The unprecedented industrial action across eight British cities saw workers from the retail and hospitality sectors take part in co-ordinated walk-outs supported by trade unions, campaign groups and the Labour party. Workers from McDonalds, TGI Fridays and Wetherspoons, as well as a number of drivers and couriers, were among those who went on strike.

What is perhaps most interesting thing is that the strike saw co-ordinated action across several different businesses and sectors, driven by a variety of different complaints. For example, McDonalds workers were calling for a living wage of £10 per hour, and TGI Friday workers were striking following a change to the company’s tipping policy which saw a percentage of waiting staff tips being allocated to kitchen staff in lieu of a pay rise.

The Trade Union Congress general secretary Frances O’Grady described the strike action as “small but growing”.

At the moment the main unions driving gig economy action are also small: the Independent Workers Union of Great Britain (IWGB) and the Industrial Workers of the World (IWW). However, membership is said to be on the rise among young gig economy workers.
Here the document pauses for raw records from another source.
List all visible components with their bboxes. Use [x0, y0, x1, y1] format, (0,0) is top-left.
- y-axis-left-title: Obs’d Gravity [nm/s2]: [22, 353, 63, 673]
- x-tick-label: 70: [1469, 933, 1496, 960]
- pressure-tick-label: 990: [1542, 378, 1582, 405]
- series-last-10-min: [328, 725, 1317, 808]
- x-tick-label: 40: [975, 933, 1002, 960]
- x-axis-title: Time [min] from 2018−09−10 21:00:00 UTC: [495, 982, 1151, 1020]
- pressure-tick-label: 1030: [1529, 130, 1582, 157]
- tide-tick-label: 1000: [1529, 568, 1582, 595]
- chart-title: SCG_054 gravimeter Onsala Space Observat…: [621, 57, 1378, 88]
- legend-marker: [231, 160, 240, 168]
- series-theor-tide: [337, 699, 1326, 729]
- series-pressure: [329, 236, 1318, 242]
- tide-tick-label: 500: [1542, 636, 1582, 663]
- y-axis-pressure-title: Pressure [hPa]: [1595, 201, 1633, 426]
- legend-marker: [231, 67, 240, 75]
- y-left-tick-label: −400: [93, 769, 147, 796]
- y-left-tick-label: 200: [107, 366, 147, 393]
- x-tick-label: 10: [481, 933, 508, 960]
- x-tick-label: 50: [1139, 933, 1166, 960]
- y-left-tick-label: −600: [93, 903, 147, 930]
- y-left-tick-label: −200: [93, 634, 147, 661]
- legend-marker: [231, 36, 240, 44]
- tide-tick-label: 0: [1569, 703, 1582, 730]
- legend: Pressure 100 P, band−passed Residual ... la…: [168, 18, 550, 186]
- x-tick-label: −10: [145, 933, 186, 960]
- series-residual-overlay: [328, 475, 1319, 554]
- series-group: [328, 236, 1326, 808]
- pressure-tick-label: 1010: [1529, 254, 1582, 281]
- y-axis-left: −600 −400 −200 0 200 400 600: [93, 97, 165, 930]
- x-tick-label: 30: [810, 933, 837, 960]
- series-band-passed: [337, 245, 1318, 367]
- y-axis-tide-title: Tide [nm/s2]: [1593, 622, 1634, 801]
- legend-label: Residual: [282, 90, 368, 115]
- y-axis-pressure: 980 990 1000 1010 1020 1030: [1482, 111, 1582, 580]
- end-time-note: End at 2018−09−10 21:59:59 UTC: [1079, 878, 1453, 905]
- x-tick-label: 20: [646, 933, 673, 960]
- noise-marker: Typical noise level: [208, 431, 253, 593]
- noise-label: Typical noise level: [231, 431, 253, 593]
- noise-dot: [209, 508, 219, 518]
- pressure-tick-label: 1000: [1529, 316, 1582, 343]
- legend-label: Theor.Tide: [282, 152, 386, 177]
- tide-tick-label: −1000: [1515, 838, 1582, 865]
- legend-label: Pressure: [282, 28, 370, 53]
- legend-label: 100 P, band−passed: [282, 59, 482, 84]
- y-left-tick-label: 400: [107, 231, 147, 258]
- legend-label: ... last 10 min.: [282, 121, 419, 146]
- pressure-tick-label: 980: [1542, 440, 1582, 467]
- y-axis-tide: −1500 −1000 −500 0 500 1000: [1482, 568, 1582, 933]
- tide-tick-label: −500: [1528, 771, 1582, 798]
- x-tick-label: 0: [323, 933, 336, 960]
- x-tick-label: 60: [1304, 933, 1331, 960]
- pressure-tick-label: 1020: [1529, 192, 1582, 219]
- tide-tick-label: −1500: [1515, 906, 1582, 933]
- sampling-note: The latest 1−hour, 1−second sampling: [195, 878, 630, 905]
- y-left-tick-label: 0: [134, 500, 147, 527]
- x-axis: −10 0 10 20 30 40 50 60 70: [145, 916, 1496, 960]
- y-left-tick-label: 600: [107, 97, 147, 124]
A further protest took place last week, involving drivers, couriers, foster carers, university cleaners, medical couriers and restaurant staff, and passed the Royal Courts of Justice which is currently hearing an appeal against a decision to grant gig economy workers the right to the national minimum wage and holiday pay. Another rally took place in Glasgow.

This protest, dubbed the “rise of the precarious worker”, was the largest so far.

These strikes are unlikely to be the unions’ last effort to mobilise gig economy workers, particularly as social media now makes it far easier to coordinate industrial action; the “McStrike” is reported to have been organised via “Whatsapp” groups. We can therefore expect to see more co-ordinated strike action in the future, and not just impacting the “fast food” sector.